Diyabet hastalarında ayak sağlığının takip edilmesinin önemini anlatan Doç. Dr. Kömür, yapılması gerekenleri şöyle sıraladı:
“Şeker hastalığı bağışıklık sistemini etkilemektedir. Bu nedenle yara iyileşmesi bu hastalarda çok daha uzun sürede ve zor şartlarda olabilmektedir. En ufak bir kızarıklıkta, şişlikte, bir nasır ya da mantar enfeksiyonu şüphesinde bu kişiler hekime başvurmalılar. Kan şekeri düzeyi ne kadar iyi kontrol altında tutulursa yaraların oluşma ihtimali o kadar az olur. Kontrollerini ihmal etmemeleri, şeker açısından izlendikleri kliniklere gerekli durumlarda başvurmaları gerekir.

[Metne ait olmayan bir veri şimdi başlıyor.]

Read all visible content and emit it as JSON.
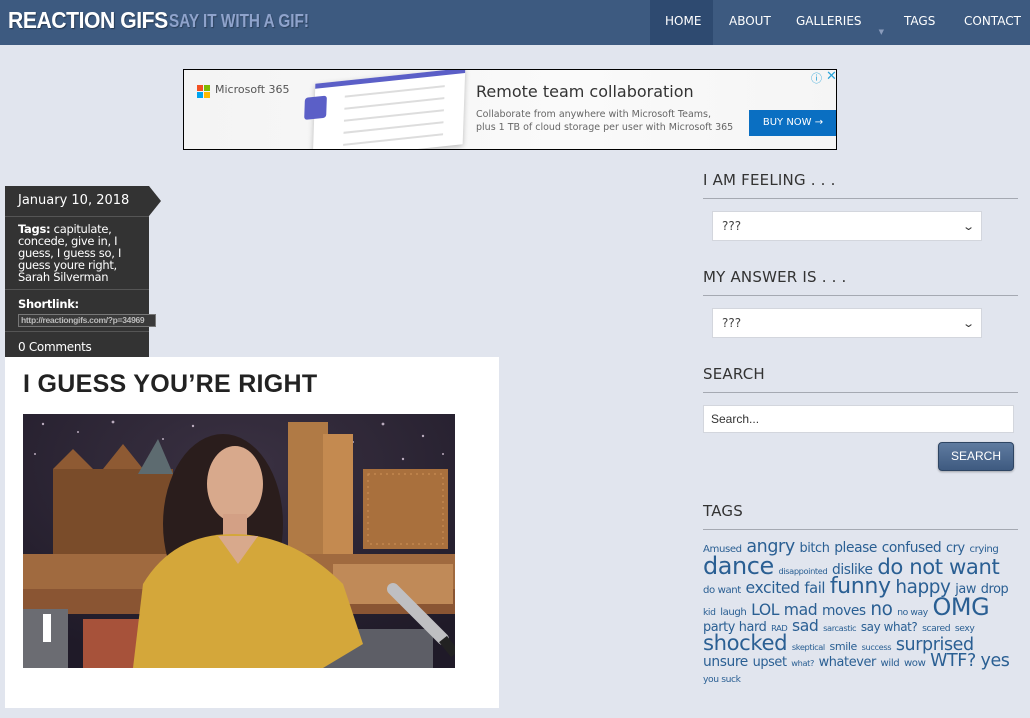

Ayrıca her gün ayaklarını yıkayıp, kurulayıp, nemlendirmek çok önemlidir. Tırnak kesimine ve ayakkabı kullanımına dikkat edilmelidir. Bu kişiler yaralanmaları çoğu zaman fark edemedikleri için dışarıda terlik kullanmamalı, günlük olarak ayak cildini kontrol etmelidir. Nasır ve tırnak batıklarına kendi başlarına müdahale etmemeliler. Bu uygulamalar sonucu derin yaralar açılabilir. Maalesef küçük bir nasırla uğraştıktan sonra ayağını kaybeden hastalar gördük. Bu durumlar mutlaka hekim kontrolünde tedavi edilmelidir.”
Ayrıca hissizlik nedeniyle diyabet hastalarının batan iğneyi, çiviyi ya da yaralanmayı fark edemeyebildiklerini veya geç fark ettiklerini söyleyen Doç. Dr. Kömür, özellikle bu kişilerin 10 yılda bir tetanos aşısı yaptırmalarının önemli olduğunu da dile getirdi.